As it developed this new scanning system during 2015, the UCI also carefully considered and tested alternatives, including thermal imaging, x-ray and ultrasonic testing. These alternatives proved to be much less effective.
Thermal imaging
This was trialled at the beginning of the UCI’s research, as it was believed that it had the potential to be the most useful method. In certain circumstances, thermal imaging can indeed detect a motor, however, only when the motor is in use or just been used and is still warm. This makes pre- or post-race checks ineffective. Thermal imaging will also pick up heat signals from other sources, including the rider’s body, heat generated from friction in bearings and heat from warm tyres. The heat patterns shown on a recent documentary which deployed thermal imaging at a bike race are consistent with normal heat from moving parts. The UCI also found that it is simple and cheap to install effective thermal screening devices which render this kind of testing ineffective. Thermal imaging also only works on line of site and the scan must be alongside a moving bike during the scanning process. For these reasons, thermal imaging was not pursued. It is worth noting that the case of technological fraud detected at the 2016 UCI Cyclo-cross World Championships would not have been found by thermal imaging as the motor was not running when the check was made.
X-ray
This technology was also trialled but proved to be ineffective due to the complex logistics inherent in its deployment. Although effective in the right conditions, the equipment is cumbersome, expensive, relatively slow and in many jurisdictions subject to regulations which would constrain or prevent its use. Considerable space is required to install x-ray equipment at an event and using radiation in a public environment means that a large surrounding area must be fenced off. A power supply sufficient to run the x-ray equipment is also required. Tests take around three minutes for each bike which must be taken to the specific area where a qualified and authorised operator must be present.
Ultrasonic
This method, widely used in industry to test the density of materials, was also theoretically promising but proved ineffective because of the widely differing thicknesses and density of bike frames and other components. This created calibration issues which would make the method impossible to use in an environment where bikes from many different manufacturers are used and whose methods of fabrication are constantly evolving.

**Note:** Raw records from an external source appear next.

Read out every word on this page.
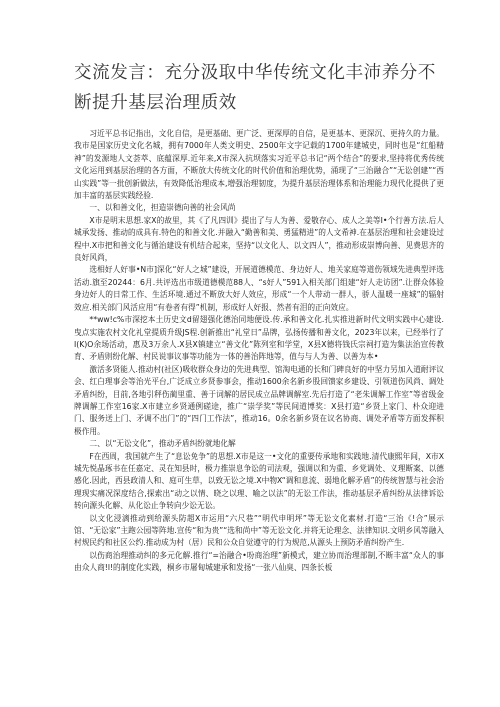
交流发言：充分汲取中华传统文化丰沛养分不断提升基层治理质效

习近平总书记指出，文化自信，是更基础、更广泛、更深厚的自信，是更基本、更深沉、更持久的力量。我市是国家历史文化名城，拥有7000年人类文明史、2500年文字记载的1700年建城史，同时也是“红船精神”的发源地人文荟萃、底蕴深厚.近年来,X市深入抗坝落实习近平总书记“两个结合”的要求,坚持将优秀传统文化运用到基层治理的各方面，不断放大传统文化的时代价值和治理优势，涌现了“三治融合”“无讼创建”“西山实践”等一批创新做法，有效降低治理成本,增强治理韧度，为提升基层治理体系和治理能力现代化提供了更加丰富的基层实践经验.

一、以和善文化，担造崇德向善的社会风尚

X市是明末思想.家X的故里，其《了凡四训》提出了与人为善、爱敬存心、成人之美等I•个行善方法.后人城承发扬、推动的成具有.特色的和善文化.并融入“勤善和美、勇猛精进”的人文希神.在基层治理和社会建设过程中.X市把和善文化与循治建设有机结合起来，坚持“以文化人、以文四人”，推动形成崇博向善、见费思齐的良好风尚，

选相好人好事•N市]深化“好人之城”建设，开展道德模范、身边好人、地关家庭等道伤领域先进典型评选活动.旗至20244：6月.共评选出市级道德模范88人、“s好人”591入相关部门组建“好人走访团”.让群众体验身边好人的日常工作、生活环境.通过不断放大好人效应，形成“一个人带动一群人，骄人温暖一座城”的辐射效应.相关部门风活应用“有卷者有得”机制，形成好人好报、然者有泪的正向效应。

**ww!c%市深挖本土历史文d留翅强化德治同地便设.传.承和善文化.扎实推进新时代文明实践中心建设.曳点实施农村文化礼堂提质升级JS程.创新推出“礼堂日”品牌，弘扬传播和善文化，2023年以来，已经举行了I(K)O余场活动，惠及3万余人.X县X镇建立“善文化”陈列室和学堂，X县X德将钱氏宗祠打造为集法治宣传教育、矛盾则纷化解、村民说事议事等功能为一体的善治阵地等，值与与人为善、以善为本•

激活多贤能人.推动村(社区)吸收群众身边的先进典型、馆淘电通的长和门碑良好的中坚力另加入道耐评议会、红白理事会等治光平台,广泛成立乡贤参事会，推动1600余名新乡股回馈家乡建设、引领道伤风尚、调处矛盾纠纷，目前,各地引秤伤蔺里重、善于词解的居民成立品牌调解室.先后打造了“老朱调解工作室”等省级金牌调解工作室16家.X市建立乡贤通例磋途，推广“崇学奖”等民间道博奖：X县打造“乡贤上家门、朴众迎进门、服务送上门、矛调不出门”的“四门工作法”，推动16。0余名新乡贤在议名协商、调处矛盾等方面发挥积极作用。

二、以“无讼文化”，推动矛盾纠纷就地化解

F在西周，我国就产生了“息讼免争”的思想.X市是这一•文化的重要传承地和实践地.清代康熙年间，X市X城先悦晶琢书在任嘉定、灵在知县时，极力推崇息争讼的司法观，强调以和为重、乡党调处、义理断案、以德感化.因此，西县政清人和、庭可生草，以致无讼之境.X中物X“调和息流、弱地化解矛盾”的传统智慧与社会治理现实痛况深度结合,探索出“动之以情、晓之以理、喻之以法”的无讼工作法，推动基层矛盾纠纷从法律诉讼转向源头化解、从化讼止争转向少讼无讼。

以文化浸漓推动到给源头防超X市运用“六尺巷”“明代申明坪”等无讼文化素材.打造“三治《!合”展示馆、“无讼家”主跑公园等阵地.宣传“和为贵”“选和尚中”等无讼文化.并将无论理念、法律知识.文明乡风等融入村规民约和社区公约.推动成为村（居）民和公众自觉遵守的行为规范,从源头上预防矛盾纠纷产生.

以伤商治理推动纠的多元化解.推行“=治融合•吩商治理”新模式，建立协而治理部制,不断丰富“众人的事由众人商!l!的制度化实践，桐乡市屠甸城建承和发扬“一张八仙臭、四条长板
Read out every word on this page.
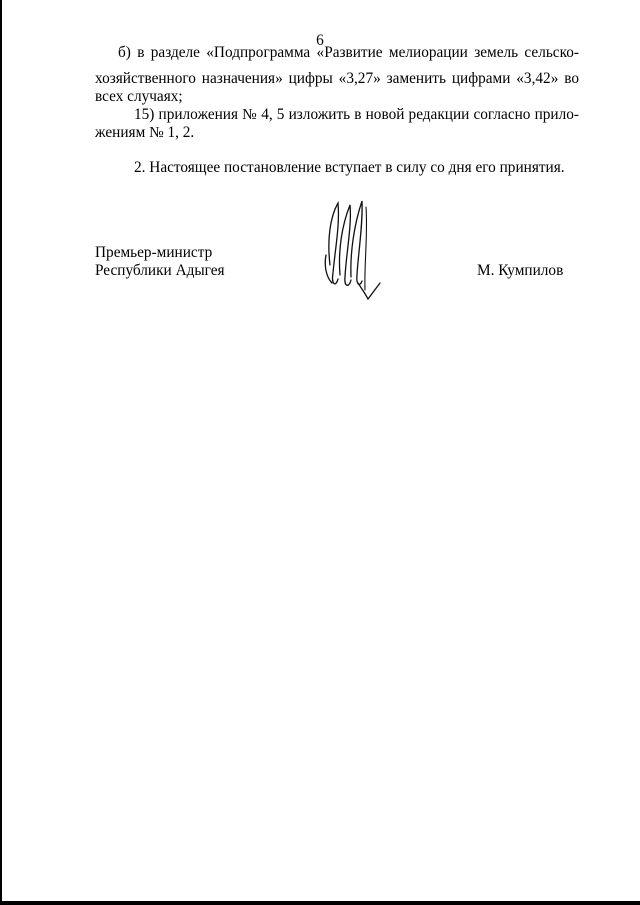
6
б) в разделе «Подпрограмма «Развитие мелиорации земель сельско-
хозяйственного назначения» цифры «3,27» заменить цифрами «3,42» во
всех случаях;
15) приложения № 4, 5 изложить в новой редакции согласно прило-
жениям № 1, 2.
2. Настоящее постановление вступает в силу со дня его принятия.
Премьер-министр
Республики Адыгея	М. Кумпилов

UCI President Brian Cookson said: “Over the past two years we have made a considerable investment of UCI resources to find a method of testing bikes for technological fraud which is flexible, reliable, effective, fast and easy to deploy. We have consulted experts from a wide variety of professional backgrounds – universities, mechanical, electronic and software engineers, physicists – and worked with the best technology available. Our ability to reliably test so many bikes has transformed our work in this area and we will continue to test widely in all our disciplines to ensure that anyone tempted to cheat in this way knows they are highly likely to be caught.”